Despite an uproar when it was released in October 2016, the tape didn’t stop Trump from becoming president. The message: Making your friends laugh by bragging about kissing and touching women, apparently without asking permission, is completely acceptable in America today.
This message has an effect on young people. “Girls my age are watching, reading, and hearing these conversations,” Columbia University freshman Elizabeth Love wrote at Vox of the discussions around the Kavanaugh allegations. “We’re each scared that the national conversation around Kavanaugh gives entitled young men today the green light to be abusive without worrying that it could affect their future ambitions.
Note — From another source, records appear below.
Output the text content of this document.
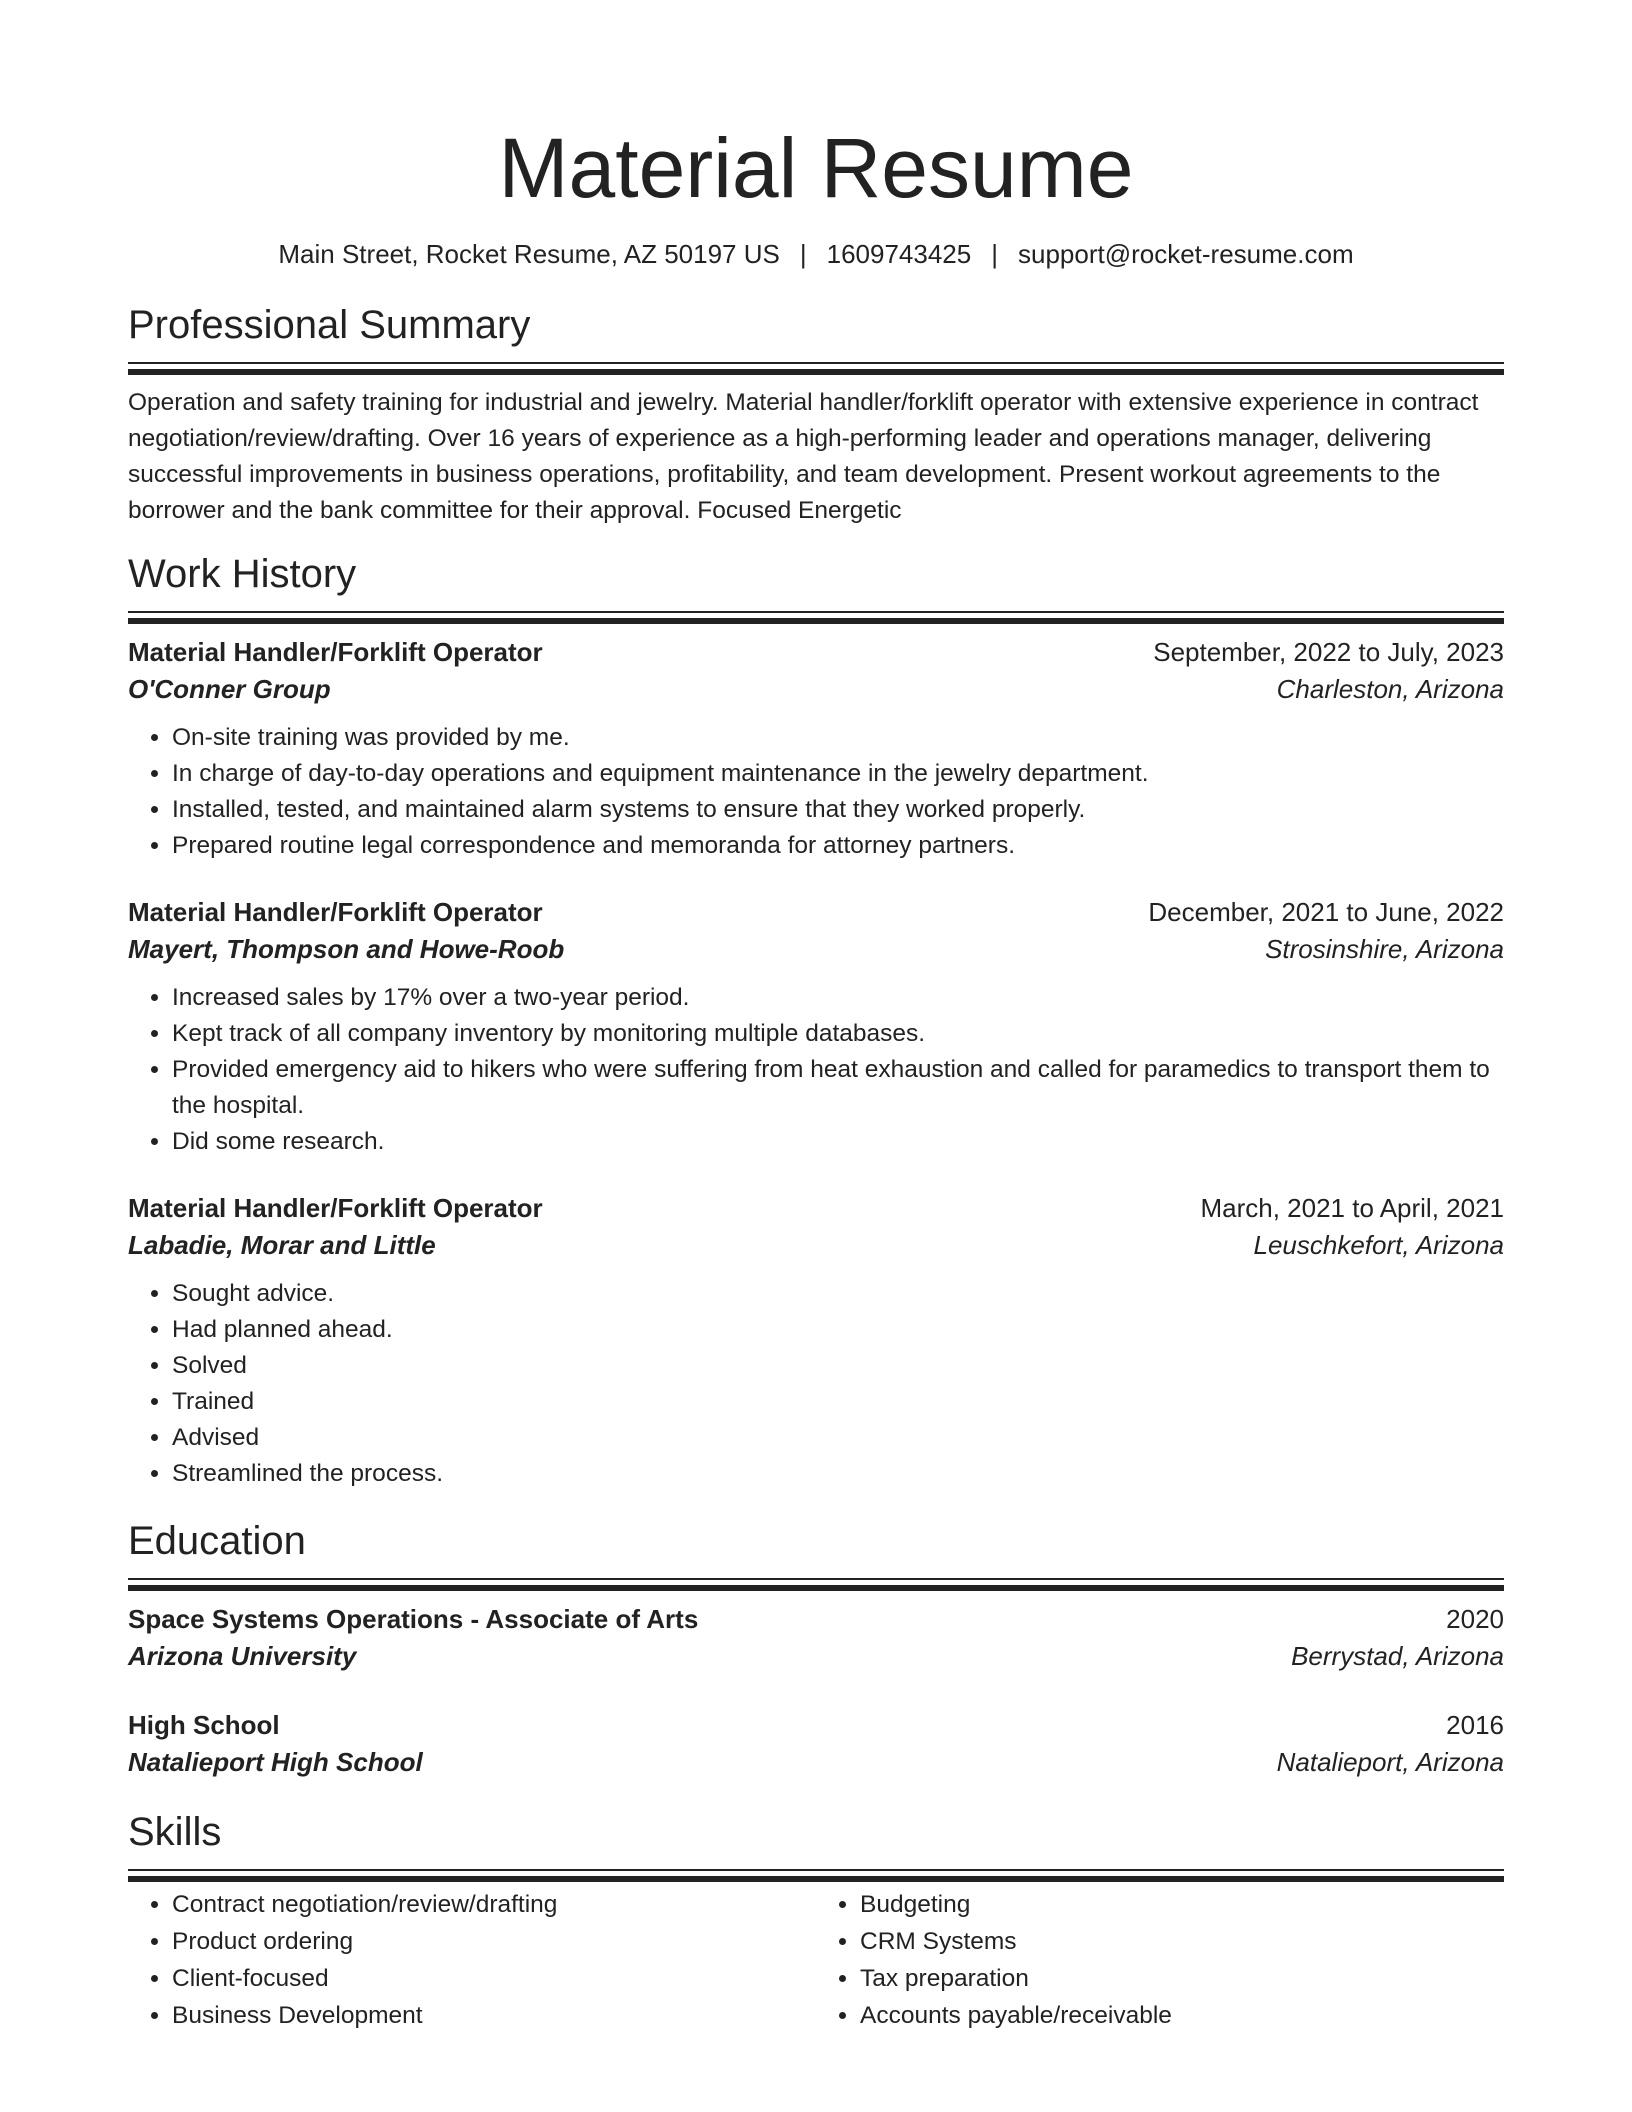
Material Resume
Main Street, Rocket Resume, AZ 50197 US | 1609743425 | support@rocket-resume.com
Professional Summary
Operation and safety training for industrial and jewelry. Material handler/forklift operator with extensive experience in contract negotiation/review/drafting. Over 16 years of experience as a high-performing leader and operations manager, delivering successful improvements in business operations, profitability, and team development. Present workout agreements to the borrower and the bank committee for their approval. Focused Energetic
Work History
Material Handler/Forklift Operator	September, 2022 to July, 2023
O'Conner Group	Charleston, Arizona
• On-site training was provided by me.
• In charge of day-to-day operations and equipment maintenance in the jewelry department.
• Installed, tested, and maintained alarm systems to ensure that they worked properly.
• Prepared routine legal correspondence and memoranda for attorney partners.
Material Handler/Forklift Operator	December, 2021 to June, 2022
Mayert, Thompson and Howe-Roob	Strosinshire, Arizona
• Increased sales by 17% over a two-year period.
• Kept track of all company inventory by monitoring multiple databases.
• Provided emergency aid to hikers who were suffering from heat exhaustion and called for paramedics to transport them to the hospital.
• Did some research.
Material Handler/Forklift Operator	March, 2021 to April, 2021
Labadie, Morar and Little	Leuschkefort, Arizona
• Sought advice.
• Had planned ahead.
• Solved
• Trained
• Advised
• Streamlined the process.
Education
Space Systems Operations - Associate of Arts	2020
Arizona University	Berrystad, Arizona
High School	2016
Natalieport High School	Natalieport, Arizona
Skills
• Contract negotiation/review/drafting
• Product ordering
• Client-focused
• Business Development
• Budgeting
• CRM Systems
• Tax preparation
• Accounts payable/receivable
We don’t understand how, in the midst of the #MeToo movement, people could be so dismissive of such serious accusations.”
Meanwhile, 76 percent of girls ages 14 to 19 feel unsafe at least once in a while, according to a recent survey by Plan International USA. Seventy-two percent say they feel treated with less respect at least some of the time because of their gender. And 41 percent of boys say society expects them to be aggressive and violent when they get angry.
At this point, Kavanaugh’s confirmation is not just about Kavanaugh. It’s also about a culture in which men can treat women like objects for their own amusement and face no consequences for their actions. Kavanaugh swears he is not a product of such a culture — but, increasingly, the accounts of others tell a different story. When he and Christine Ford testify before the Senate on Thursday, the American people can decide whom to believe.